国立・『曽我梅菊念力弦』

kenboutei2006-01-08

今年最初の歌舞伎。国立劇場の通し狂言。当日券買おうと電話したが、なかなか繋がらなかった。どうやら他の公演の前売りと重なったらしい。30分程経った後に繋がったが、今月は結構混んでいるようで、二階3列目での観劇となった。でも歌舞伎座と異なり、花道も良く見え、舞台全体を観るには悪くない席だった。
『曽我梅菊念力弦』は、168年ぶりに復活された南北作品。例のごとく、長くて複雑な筋を、かなり大胆にカット・編集しているが、南北の香りを残しつつ、現代の観客にマッチするような娯楽作品に仕上がっていたと思う。
後ろの席にいた老齢の男性が、途中、「こんなに短くなってたら、大南北が泣くなあ」と呟いていたが、自分も含めて大抵の観客は原作も読んでいないだろうし、曽我物語はともかく、パロディ化されている「おその六三郎」や「おはん長右衛門」の元筋を知らないという前提で考えると、こういう形になるのはやむを得ないと思う。
「銭湯の場」でのチャリっぽいやりとりは、いかにも菊五郎劇団で楽しめたし、「長兵衛内の場」の、歌舞伎(南北)ならではの辻褄合わせも、テンポの良い運びで面白かった。
もっとも、筋書を読む限り、菊五郎が赤ん坊を殺す場面があるはずなのだが、今日は殺さずに進んだ。これも、芝居を作って行く過程で、現代の観客には酷すぎると変更したのだろうが、そこまで改変する必要はなかろうとも思った。

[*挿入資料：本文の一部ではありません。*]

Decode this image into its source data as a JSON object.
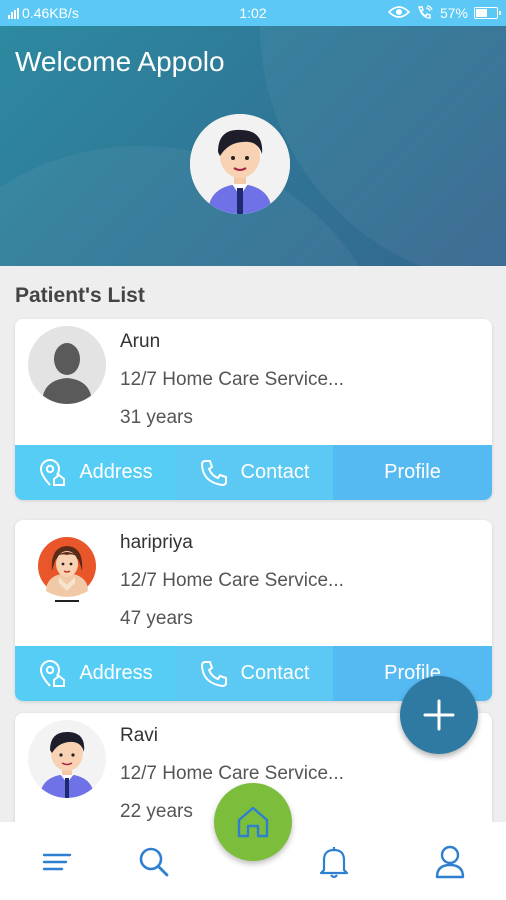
{
  "status_bar": {
    "network_speed": "0.46KB/s",
    "time": "1:02",
    "battery": "57%",
    "battery_level": 0.57,
    "icons": [
      "signal-icon",
      "eye-icon",
      "wifi-call-icon",
      "battery-icon"
    ]
  },
  "header": {
    "title": "Welcome Appolo",
    "avatar": "doctor-avatar"
  },
  "patients_section": {
    "title": "Patient's List"
  },
  "patients": [
    {
      "name": "Arun",
      "service": "12/7 Home Care Service...",
      "age": "31 years",
      "avatar": "placeholder-person-avatar",
      "actions": {
        "address": "Address",
        "contact": "Contact",
        "profile": "Profile"
      }
    },
    {
      "name": "haripriya",
      "service": "12/7 Home Care Service...",
      "age": "47 years",
      "avatar": "woman-avatar",
      "actions": {
        "address": "Address",
        "contact": "Contact",
        "profile": "Profile"
      }
    },
    {
      "name": "Ravi",
      "service": "12/7 Home Care Service...",
      "age": "22 years",
      "avatar": "man-avatar"
    }
  ],
  "fab": {
    "icon": "plus-icon"
  },
  "bottom_nav": {
    "items": [
      "menu-icon",
      "search-icon",
      "home-icon",
      "bell-icon",
      "user-icon"
    ]
  },
  "colors": {
    "status_bar": "#5bc8f5",
    "header": "#2f7696",
    "action_bar": "#55cdf5",
    "fab": "#2f7aa2",
    "home_button": "#7dbd3c",
    "nav_icon": "#2f7fd0"
  }
}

芝雀のおきぬの鳥目が突然治ったり、松緑の七郎助が、おきぬが長兵衛の家に戻ってきているのを不審がらないなど、細部にまだ不整合の部分はいくつか残っていたが、全体的には、今に通用する水準の通し狂言となっており、国立劇場の復活狂言への取組みとしては、評価されて良い仕事だったと思う。
初春狂言として織り込まれている曽我物の部分は、付け足し感が強く、これがなくても本筋には全く影響がないが、これはこれで、目出たくて結構。(正直、少しウトウトしたが)
「対面」が世話っぽくなっており、工藤が一軒家の中にいるという設定が、面白かった。
今回、つくづく思ったのは、菊之助が、ついに菊五郎劇団の立女形になったということ。菊五郎に対して全く見劣りすることがない。「銭湯の場」で花道から出てきた時の艶っぽさといったらなかった。菊之助目当てにもう一度観てもいいくらいだ。(日程的に行けないが)
團蔵の長兵衛が、この芝居で一番の出来。彼の活躍がなかったら、多分失敗作になっていたかも。
このまま歌舞伎座にかけても面白いし、富十郎の代わりに菊五郎を上置きにし、曽我の部分を省略、松緑菊之助コンビで地方巡業しても、充分成り立つとも思った。